Is it providing technical resources to identify and remediate the cyberattacks? (This has been unsuccessful for IT networks.)
- Is it providing replacement equipment if transformers, capacitor bank switches, valves, motors, etc. are damaged by cyberattacks?
- What happens if the replacement equipment is damaged by recurring cyberattacks?
- Where will the replacement equipment come from if it is not still manufactured in the United States?
- Will the new equipment coming from “overseas” already be infected?
If a utility in one region suffers a cyberattack against its operational systems, other utilities may be ready to respond with mutual aid. However, if another utility in a different region is cyberattacked the next day, every utility will have all available resources dedicated to protecting themselves because the vulnerabilities that were exploited against one utility can potentially be exploited against other utilities using the same equipment. There is a need to understand what has already occurred to better understand the potential impacts and magnitude of the incidents.

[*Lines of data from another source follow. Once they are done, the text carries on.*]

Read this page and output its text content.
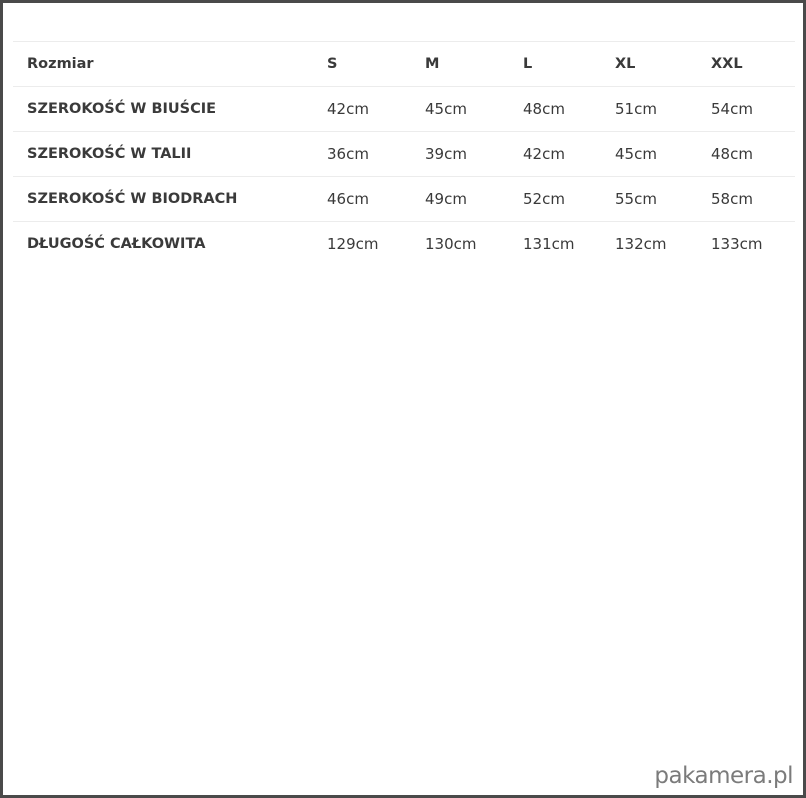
Rozmiar	S	M	L	XL	XXL
SZEROKOŚĆ W BIUŚCIE	42cm	45cm	48cm	51cm	54cm
SZEROKOŚĆ W TALII	36cm	39cm	42cm	45cm	48cm
SZEROKOŚĆ W BIODRACH	46cm	49cm	52cm	55cm	58cm
DŁUGOŚĆ CAŁKOWITA	129cm	130cm	131cm	132cm	133cm
pakamera.pl
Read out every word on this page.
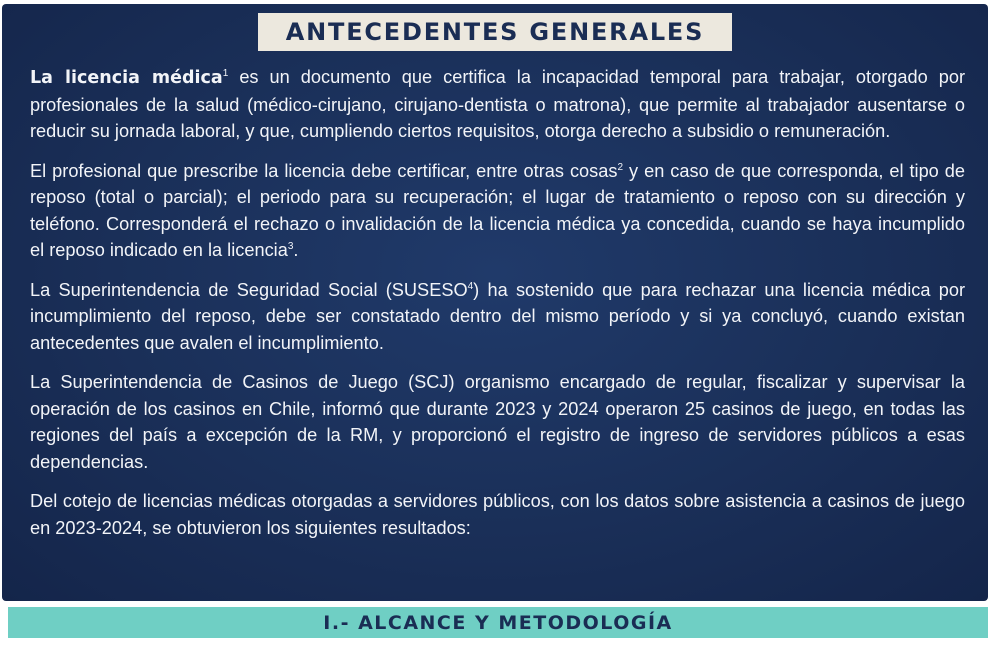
ANTECEDENTES GENERALES

La licencia médica$^1$ es un documento que certifica la incapacidad temporal para trabajar, otorgado por profesionales de la salud (médico-cirujano, cirujano-dentista o matrona), que permite al trabajador ausentarse o reducir su jornada laboral, y que, cumpliendo ciertos requisitos, otorga derecho a subsidio o remuneración.

El profesional que prescribe la licencia debe certificar, entre otras cosas$^2$ y en caso de que corresponda, el tipo de reposo (total o parcial); el periodo para su recuperación; el lugar de tratamiento o reposo con su dirección y teléfono. Corresponderá el rechazo o invalidación de la licencia médica ya concedida, cuando se haya incumplido el reposo indicado en la licencia$^3$.

La Superintendencia de Seguridad Social (SUSESO$^4$) ha sostenido que para rechazar una licencia médica por incumplimiento del reposo, debe ser constatado dentro del mismo período y si ya concluyó, cuando existan antecedentes que avalen el incumplimiento.

La Superintendencia de Casinos de Juego (SCJ) organismo encargado de regular, fiscalizar y supervisar la operación de los casinos en Chile, informó que durante 2023 y 2024 operaron 25 casinos de juego, en todas las regiones del país a excepción de la RM, y proporcionó el registro de ingreso de servidores públicos a esas dependencias.

Del cotejo de licencias médicas otorgadas a servidores públicos, con los datos sobre asistencia a casinos de juego en 2023-2024, se obtuvieron los siguientes resultados:

I.- ALCANCE Y METODOLOGÍA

- There is a lack of addressing cyber/reliability interdependencies of control system equipment. Since the same control system equipment are used in multiple industries worldwide, an attack in one industry can have repercussions in other industries and regions. Stuxnet is an example. The same Siemens systems controllers that were compromised in the centrifuges in Iran in 2010 are used in power plants, water systems, railroads, breweries, and even amusement park rides worldwide. Consequently, there is a need to understand what has occurred to control system equipment used by any industry to better understand the potential impacts and magnitude of the incidents that could affect the utilities.
With all this in mind, it is imperative for CMTs, first responders, and recovery teams to understand the unique issues that can occur following control system cyberattacks that affect the equipment used in the grid.